Data art does not demonize disorder [50], but does not necessarily glorify it either – the focus

is on repurposing data to emphasize narratives invisible through the classical informational

patterns regardless of their format.

Possibly the most fundamental role of data art is to question information indexicality as we

currently know it and the cognitive structures it demands. As Chun puts it: “could it be that

rather than resort to maps, we need to immerse ourselves in networked flows - time-based

movements that both underlie and frustrate maps?” (Chun, Programmed Visions: Software

and Memory 75).

However, Chun’s suggestion entails a somehow radical approach and an intermediate

standpoint might prove to be more reasonable and, eventually, more fruitful. If one can only

derive meaning from what is partially new and partially familiar (Terranova, Network

Culture: Politics for the Information Age 14) and data art is not averse to meaning (as an

distinct entity from information), then a certain degree of indexicality (regardless of how

minimal) which enables a direct correspondence to reality in a standard manner might be

required in data art projects in order not to alienate the public, but instead truly engage them

in the exploration of alternative meanings deriving from data [51]. While not being totally

disruptive towards the mapping process and respective indexicality, such an approach does

not undermine the role of data art as art either as it leaves plenty of space for exploration

towards different directions having data as a vehicle.
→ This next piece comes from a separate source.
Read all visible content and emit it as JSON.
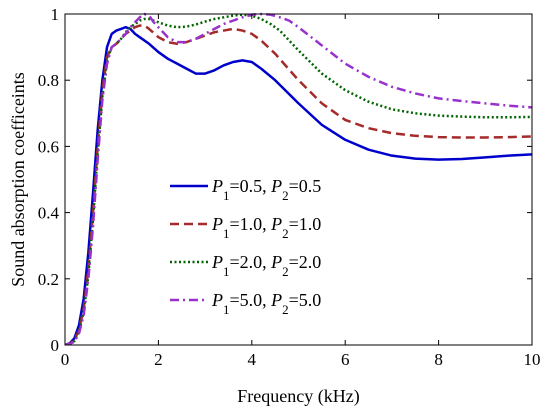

If information visualization aims at enriching the density of data displays and escaping the

flatlands of the two-dimensional paper and computer screen (Tufte, Envisioning

Information 33), then data art should perhaps focus on deflating datasets and creating

alternative landscapes.

[50] As it was the case with cybernetics which “made an angel of control and a devil of disorder”

(Galison 40).

[51] In one of the data art projects referred in section 5.1 (Invisible Airs), the artists concluded that the

public was not able to engage with the most conceptual contraptions which might reinforce this idea

that a certain degree of indexicality through the means of the traditional mapping process is still a

requirement for the extraction of meaning from data art projects.